Entre la verdad y la sombra
La experiencia abisal es una colecta de 36 breves ensayos de José Ángel Valente, escritos a partir de 1978 y dispuestos ahora en orden cronológico, muchos de los cuales se publicaron por vez primera en suplementos literarios, como reseñas de libros o reflexiones sobre los autores que conforman su mundo intelectual: entre otros varios, María Zambrano, Paul Celan, Edmond Jàbes, Luis Cernuda, Miguel de Molinos y san Juan de la Cruz. La fuerte congruencia de estos escritos, vertebrados por un pensamiento que, más que encauzarse en las palabras, se crea en ellas, convierte lo que podría ser un atadijo de artículos unidos por convención editorial en un libro unitario: en rigor, una prolongación sin solución de continuidad de La piedra y el centro (1983), donde ya estaba constituido el universo de Valente.
LA EXPERIENCIA ABISAL
José Ángel Valente
Círculo de Lectores/Galaxia Gutenberg.
Barcelona, 2004
240 páginas. 19,80 euros
En la fenomenología de Valente, el exilio es el modo supremo de habitar el reino, la memoria el tabernáculo donde tiene lugar la resurrección, y la nada el término al que se llega tras recorrer un iter perfectionis como sistema de retracción, cuya biblia sería una suerte de libro de las preguntas jabesiano tendente a deshacer la grosura de las evidencias y a recular desde el verbalismo hasta el silencio. En este sistema, la cultura occidental representa el lugar del "pensamiento escindido" -materia contra espíritu, cuerpo contra alma, masculino contra femenino- inscrito en un "burdo criterio dualista".
Ese mismo dualismo habría permitido la manipulación de la cultura por parte del poder y la gestación de una rígida disposición jerárquica que humilla, encarcela, destierra o aniquila a quienes se le oponen. Dentro del Occidente europeo, la cultura española, tan constreñida por las cadenas del poder, hace de España el espacio de la ortodoxia escayolada y de la "sensibilidad paquidérmica", lo que acaba provocando el divorcio entre poesía y pensamiento, "una carencia grave y persistente de nuestra modernidad".
Es difícil rebatir el aserto,
aunque el autor no se ocupa aquí de figuras cuyo análisis obligaría a matizarlo, como Bécquer. En todo caso, la maquinaria oficial confiere especial relieve a quienes no se sometieron a la "recta opinión" (orto-doxia), de espaldas a las playas de Ítaca donde crece la domesticidad. Ése es el sentido moral de Cernuda frente a otros autores del 27, "profesionales del conformismo, del miedo o del halago", según Valente. Claro que el exilio de Cernuda, que compartió con otros miembros de su generación, es sólo una circunstancia que el poeta terminó convirtiendo en un destino.
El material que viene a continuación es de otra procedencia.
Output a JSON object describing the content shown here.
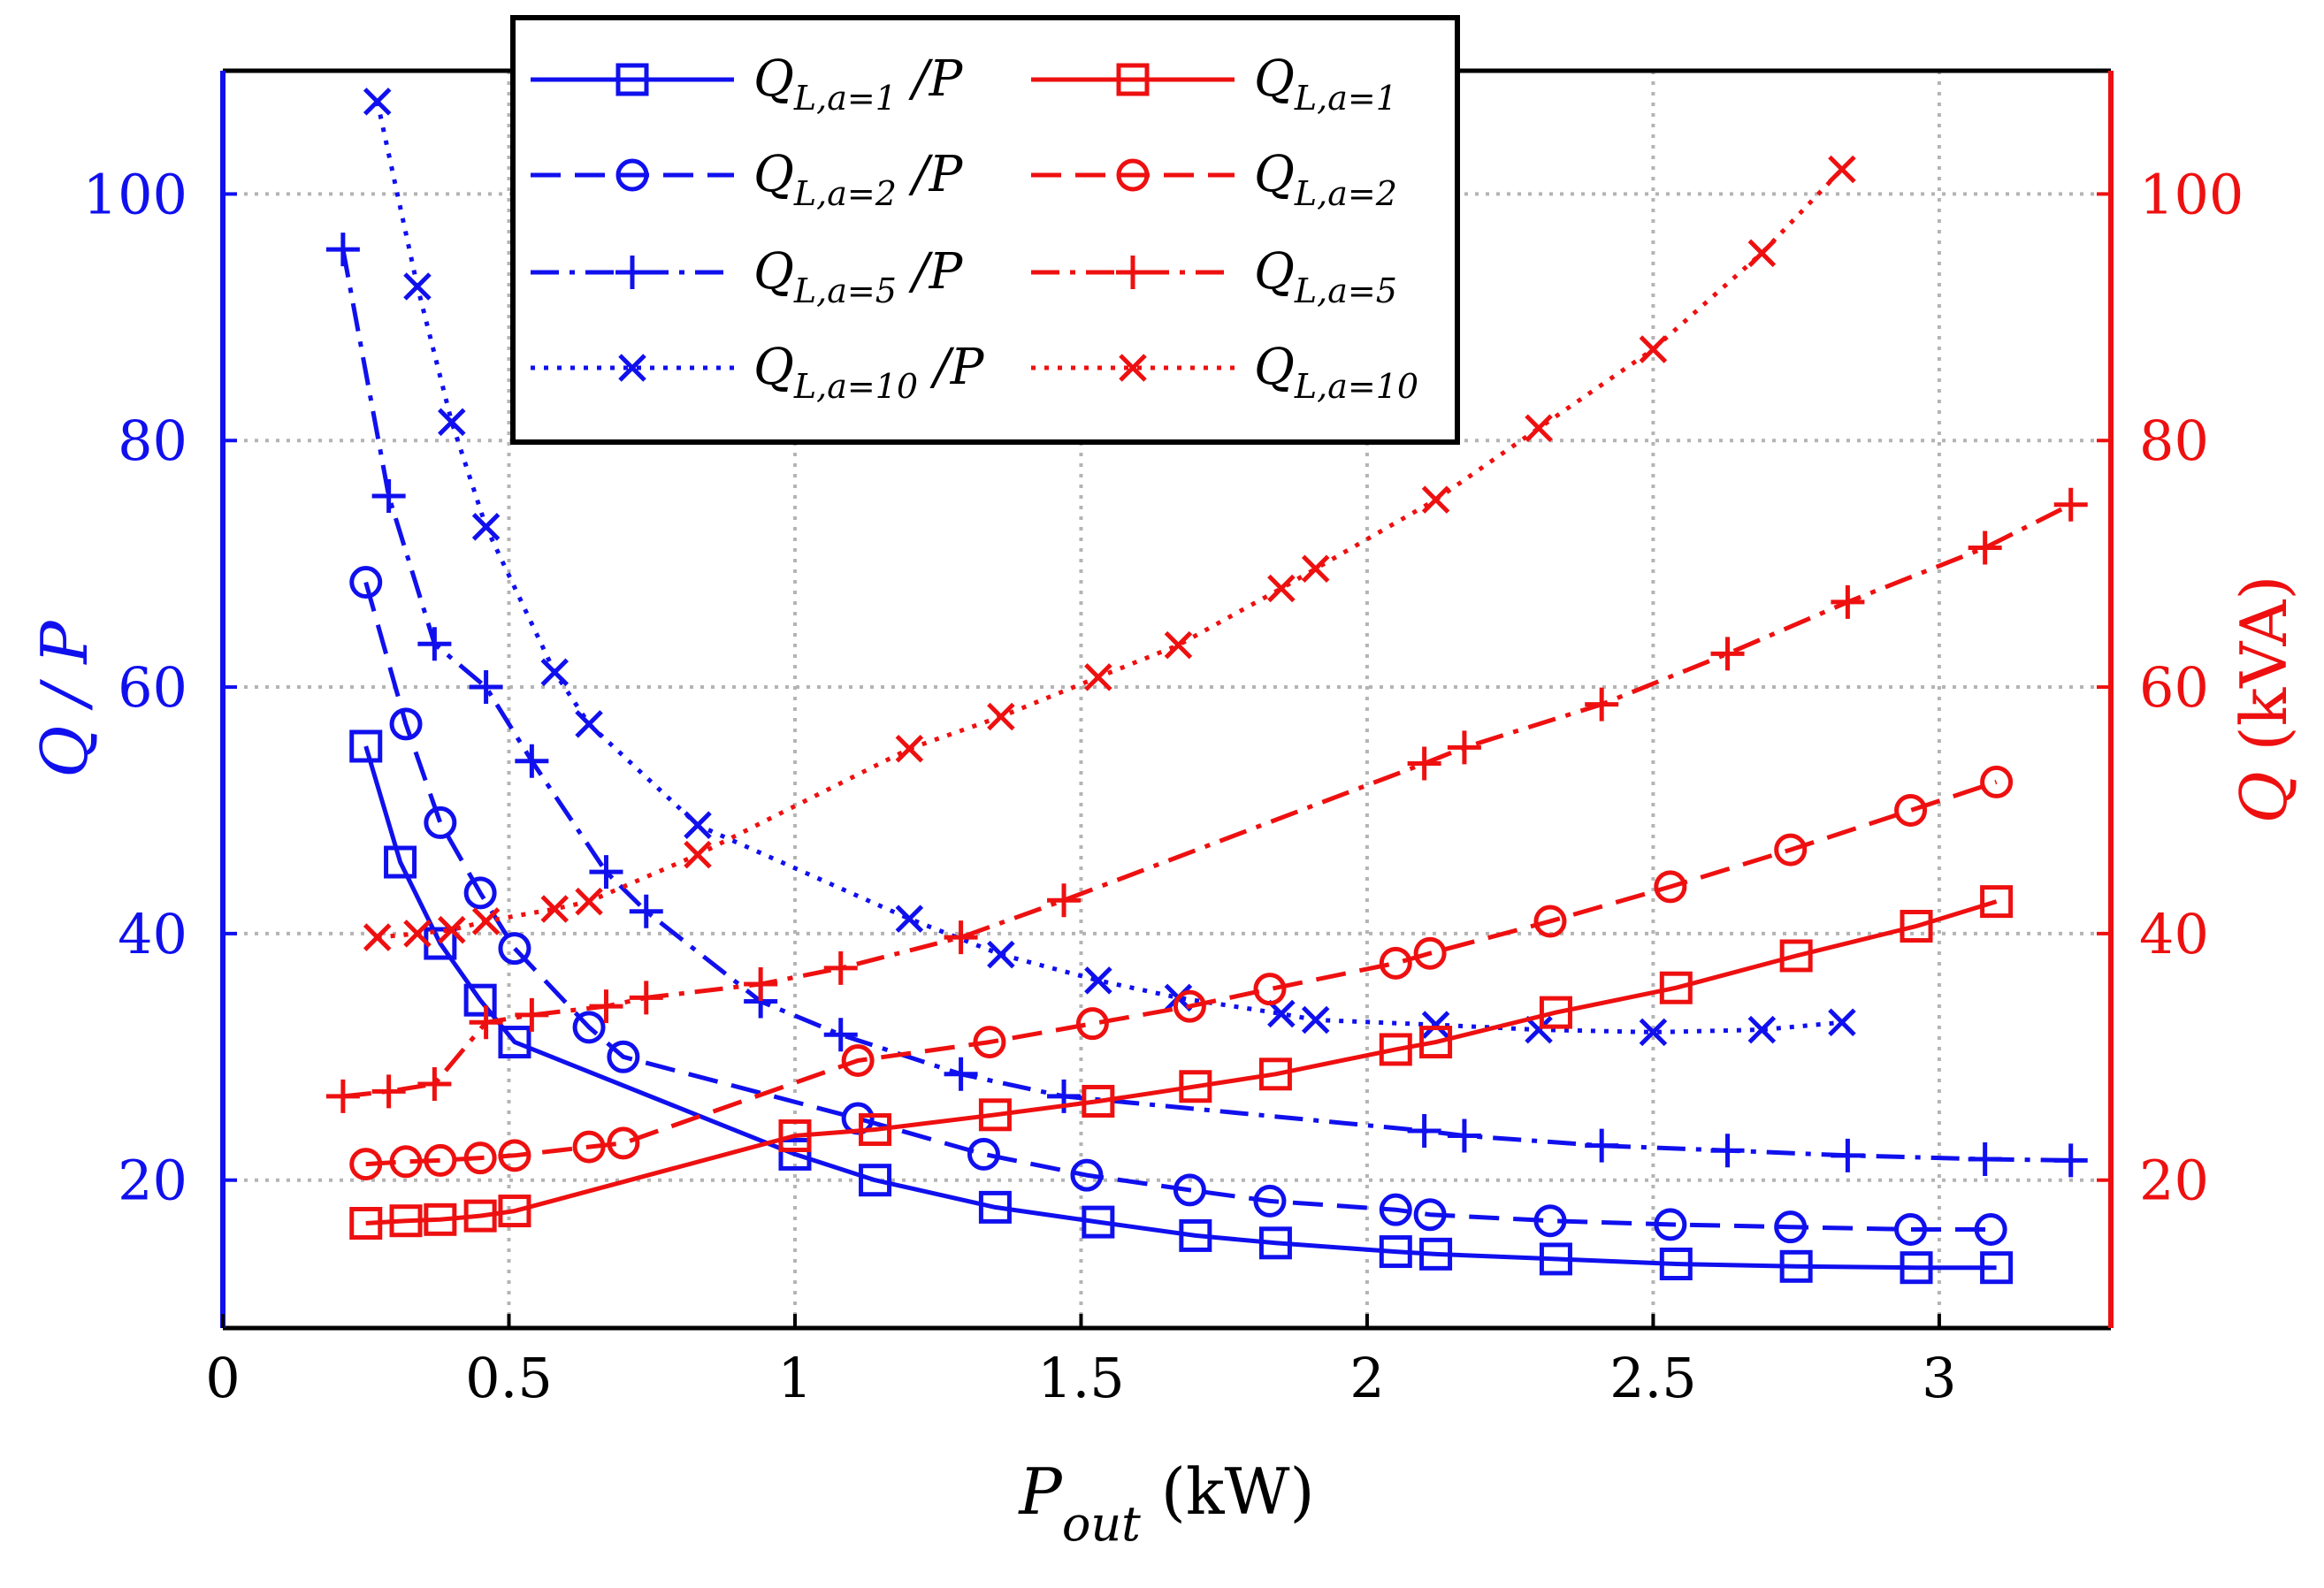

Contra la cultura oficial de la presencia,
Valente propugna un nadismo personificado en Molinos o en el "Santo de las Nadas". Pero la cruzada nihilista, que supone conducir a san Juan de la Cruz hasta un yermo espiritual ayuno de significado, contradice la sustancia activa de su experiencia mística, grávida e impregnada de simiente, sin que a ello obste la efectiva apropiación doctrinal que la jerarquía católica hizo del fraile, con la pretensión de integrarlo en el modelo escolástico cuando ya había sido irreversiblemente canonizado in corde por el pueblo. De esa misma cruzada se deriva la elección del desierto como símbolo, y la correlativa impugnación del horror vacui, pues éste sustituye la ausencia por el mercadillo barroco, cuya enjundia habría obturado la sensibilidad del lector español, "indiferente", escribe Valente, "ante una presunta palabra poética que por su radical insustancialidad lo desconcierte".
Concordancias y discrepancias al margen, Valente es un agudo pensador que debe ser leído sin el empujón de quienes, movidos por la admiración, a veces deponen el juicio y actúan como ostiarios que custodian las puertas del templo donde se imparte la papilla doctrinal, pese a que Valente se dijera enemigo de cualquier liturgia. En esa desnudez, el escritor oscila entre el discurso lógico y el mítico -no me atrevo a decir místico-, enhebrando un modo de decir que tiene escasa tradición en nuestra lengua y que, a su propio juicio, concierne más al lenguaje de la filosofía que a la filosofía del lenguaje. Frente a la ostentación de lo gárrulo y lo aparente, hay en estos ensayos una decidida vocación de repliegue a la mandorla, centro en cuya umbría se recoge una verdad desgrasada y precaria. "Dice verdad quien dice sombra": son palabras de Celan que conducen a los adentros no de la boscosa espesura sanjuanista, sino de la sequedad purgativa a que convida este libro a un tiempo discutible y ejemplar.